HydroGraphNet¶
Overview¶
hydrographnet is the PyHazards entrypoint for flood forecasting on irregular meshes with graph-structured hydrologic state updates.
At a Glance¶
Flood
Public catalog grouping used for this model.
Implemented
Catalog maturity label used on the index page.
1
Streamflow
Primary benchmark-family link used for compatible evaluation coverage.
Description¶
hydrographnet is the PyHazards entrypoint for flood forecasting on irregular meshes with graph-structured hydrologic state updates.

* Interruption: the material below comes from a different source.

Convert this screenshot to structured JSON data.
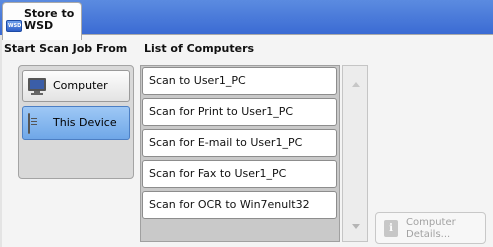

In PyHazards, this model is typically paired with the ERA5-based hydrograph adapter load_hydrograph_data for end-to-end smoke validation.
Benchmark Compatibility¶
Primary benchmark family: Flood Benchmark
Mapped benchmark ecosystems: HydroBench
External References¶
Paper: Interpretable physics-informed graph neural networks for flood forecasting
Registry Name¶
Primary entrypoint: hydrographnet
Supported Tasks¶
Streamflow
Programmatic Use¶
import torch
from pyhazards.models import build_model
model = build_model(
name="hydrographnet",
task="regression",
node_in_dim=2,
edge_in_dim=3,
out_dim=1,
)
batch = {
"x": torch.randn(1, 3, 6, 2),
"adj": torch.eye(6).unsqueeze(0),
"coords": torch.randn(6, 2),
}
preds = model(batch)
print(preds.shape)
Notes¶
The smoke test uses a synthetic graph batch so it stays CPU-safe in CI.